Win10 to sport password-less biometric authentication

Microsoft will give users of Windows 10 the option to authenticate with biometric scanners rather than passwords to access a wide range of systems and apps.

Called Windows Hello, users will be able to scan their faces, irises or fingerprints to verify identity and access Windows phones, laptops and personal computers instead of using traditional passwords.

Joe Belfiore, who heads up Microsoft's operating systems group and who announced Windows Hello said users' biometric data would be stored locally on the device and not be sent to cloud servers.

Furthermore, the data will be anonymised to make sure it is safe from unauthorised access. 

With Windows Hello, users can authenticate applications, enterprise content and some online material without passwords, Belfiore said.

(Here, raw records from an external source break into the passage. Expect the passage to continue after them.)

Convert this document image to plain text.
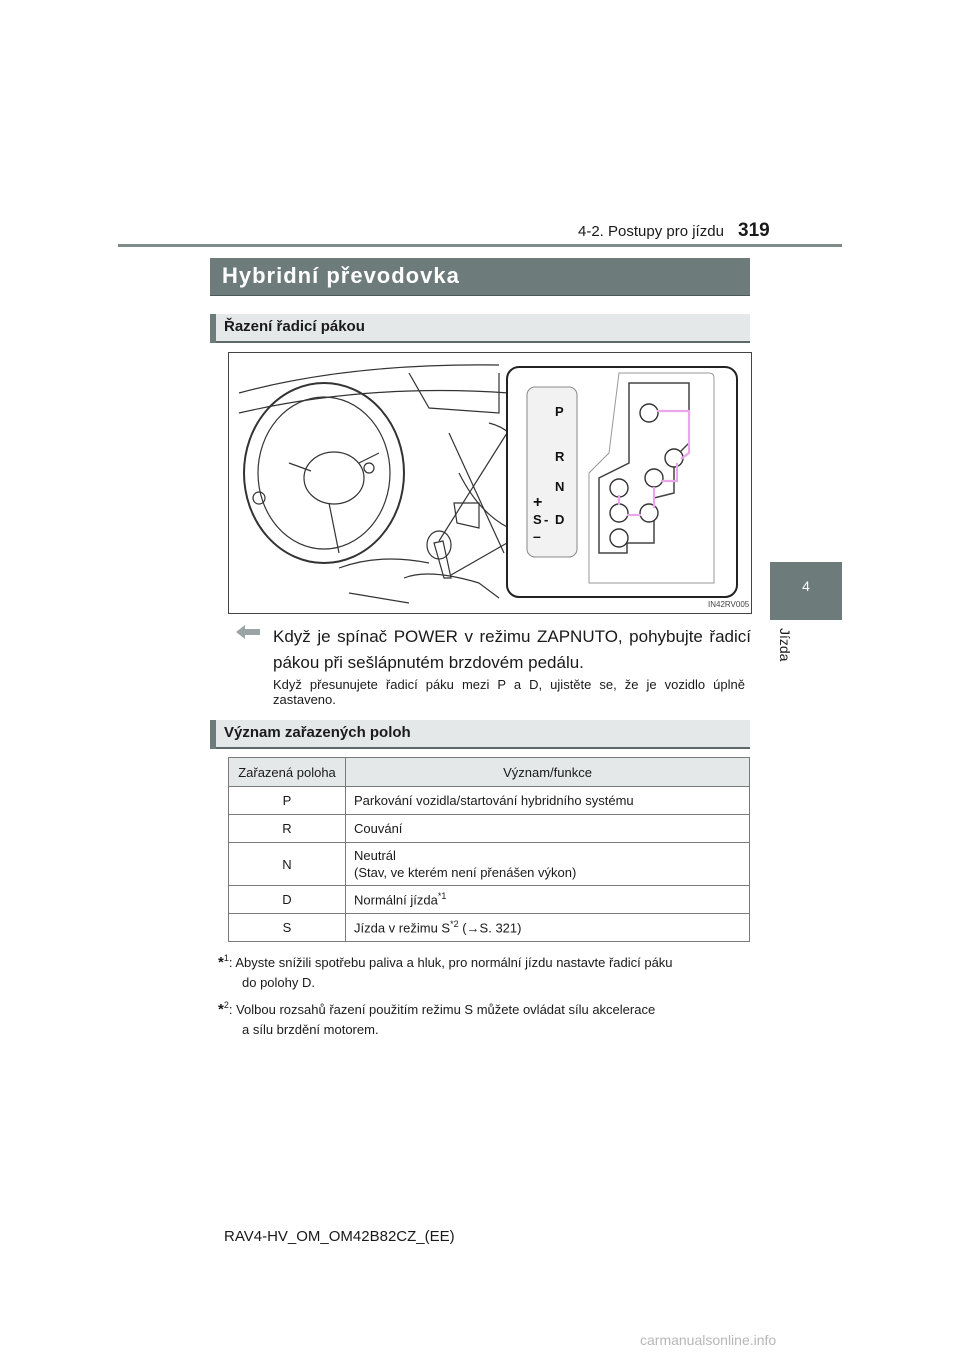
4-2. Postupy pro jízdu 319
4
Jízda
Hybridní převodovka
Řazení řadicí pákou
P
R
N
D
S -
+
–
IN42RV005
Když je spínač POWER v režimu ZAPNUTO, pohybujte řadicí pákou při sešlápnutém brzdovém pedálu.
Když přesunujete řadicí páku mezi P a D, ujistěte se, že je vozidlo úplně zastaveno.
Význam zařazených poloh
Zařazená poloha	Význam/funkce
P	Parkování vozidla/startování hybridního systému
R	Couvání
N	Neutrál
(Stav, ve kterém není přenášen výkon)
D	Normální jízda$^{*1}$
S	Jízda v režimu $S^{*2}$ (→S. 321)
*$^1$: Abyste snížili spotřebu paliva a hluk, pro normální jízdu nastavte řadicí páku
do polohy D.
*$^2$: Volbou rozsahů řazení použitím režimu S můžete ovládat sílu akcelerace
a sílu brzdění motorem.
RAV4-HV_OM_OM42B82CZ_(EE)
carmanualsonline.info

Belfiore said Windows Hello is part of the Passport system that authenticates users with biometrics, or personal identity numbers (PINs).

Once authenticated with Passport, users get access to a range of apps and third-party sites, all without a shared secret or password being transmitted over a network.

Passport will work with enterprise Azure Active Directory service when it launches.

Windows Hello will work on existing devices with fingerprint scanners. It will also work with Intel's new RealSense F200 3D camera.

On top of biometric identity verification, Microsoft said last year that it would bring in two-factor authentication for Windows 10, using challenge and response tokens that are supported by its standalone enterprise Active Directory and cloud Azure Active Directory services.